Pierre Roulées se compose ainsi d’un assemblage au sol de galets gris ramassés sur le littoral breton. Ces pierres en apparence sans qualité, aussi appelées par les géologues « sédiments grossiers », forment un relief aléatoire à proximité d’un mur, suggérant le lit d’un cours d’eau asséché, comme si les formes avaient été charriées, déposées par le transport d’une marée. Ces éléments n’ont pas simplement été « posés » là, mais arrangés, liés entre eux par leurs veines blanches, dessinant un réseau continu de tracés sinueux et fragiles, graphie abstraite et biologique, qui contredit l’inertie brute de la pierre. La structure de l’arrangement entre les lignes, formant une sorte de dentelle presque imperceptible à distance, contient en elle la virtualité d’une expansion à l’infini, all over, dont l’espace de l’art (toujours présent chez l’artiste comme un espace du suspens, du retard, y compris dans sa modalité duchampienne ) interrompt le cours. Ce ruissellement de lignes, tend alors à organiser une fiction de la temporalité géologique initiale dans laquelle nous pouvons supposer que ces fragments formaient encore un même bloc d’origine. Cette fiction, récréant une continuité dans le discontinu des processus naturels met en exergue sa condition, celle d’être une opération humaine toute relative, qui procède par liaison, couture, reconstitution d’une trame initialement perdue. La force motrice et poétique du geste renvoie à l’impulsion proprement humaine, présidant à toutes les croyances, et tous les savoirs : la volonté de produire de la continuité à l’intérieur de la discontinuité perpétuelle des phénomènes, origine de la technique moderne dont le terme prend racine dans la mer, tekhnè désignant chez les grecs l’art du navigateur qui oriente son navire. Cette continuité se reflète de manière singulièrement consciente dans le geste de l’artiste n’excluant pas une légère ironie. En reconstituant une ligne de vie, ligne de fuite elle fait en même temps proliférer la mémoire d’une cassure.
De manière littérale, les éléments se touchent par leur cicatrice, une déchirure originaire dont l’eau, cristallisée, a comblé et souligné le lieu, avant de lisser les contours. Les veines blanches, dépôts de quartz, sont les comblements naturels d’une fissure créée pendant la sédimentation de sa roche d’origine, cicatrice, qui a été dispersée par l’érosion lorsque les falaises soumises au gel des dernières périodes glacières ont éclaté en une multitude de fragments anguleux. Le niveau de la mer étant progressivement remonté, les vagues ont ainsi disposé ces morceaux roches, et l’énergie de l’eau, des vagues et des marées, les a émoussés, roulés. Le frottement de ces fragments les uns contre les autres à produit ces formes arrondies, parfaitement irrégulières, leurs défauts étant le fruit d’un processus de modelage, de destruction et de reformation continue. Dès lors, l’eau figure ici comme un agent d’infiltration et de transport simultanément destructeur et réparateur.

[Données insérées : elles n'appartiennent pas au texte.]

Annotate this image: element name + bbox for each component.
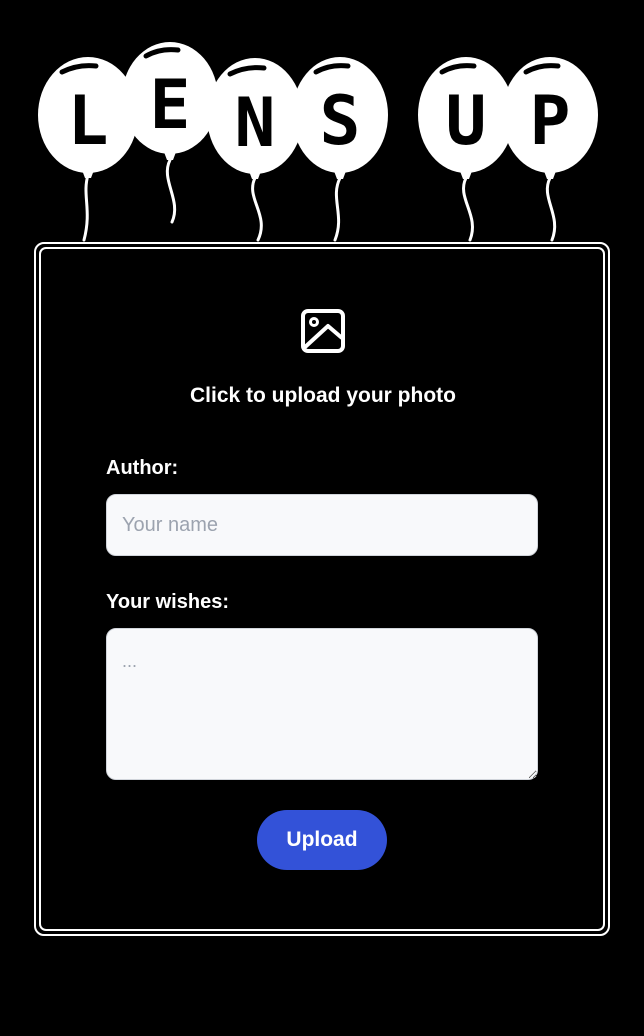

C’est ce mouvement mutique, in-signifiant (parce que son origine précède la venue du sens), cette continuité heurtée que l’artiste reconstitue à travers ces réseaux de mailles, « texte » germinal ( mot partageant la même racine étymologique que maille ) renvoyant à une tentative d’insertion d’une temporalité humaine à l’intérieur d’un processus naturel dont le geste a figé le cours. Le geste fait « image » en récréant un passage tout en affirmant sa dimension fragmentaire, son échelle relative. Pierre Roulées défie la figurabilité d’une temporalité historique en recourant à un geste laconique et une écologie de l’attention, qui révèle l’existence fluide et corporelle du temps, mais déchargée de toute forme de pathos. Par là, Dominique Ghesquière maintient une forme d’équilibre entre la temporalité géologique, tellurique, sans mémoire, sans histoire, et la temporalité fabriquée, mondaine, de la représentation ; elle recadre un phénomène abstrait, celui de la nature, qui revient à ce phénomène abstrait, celui de l’art.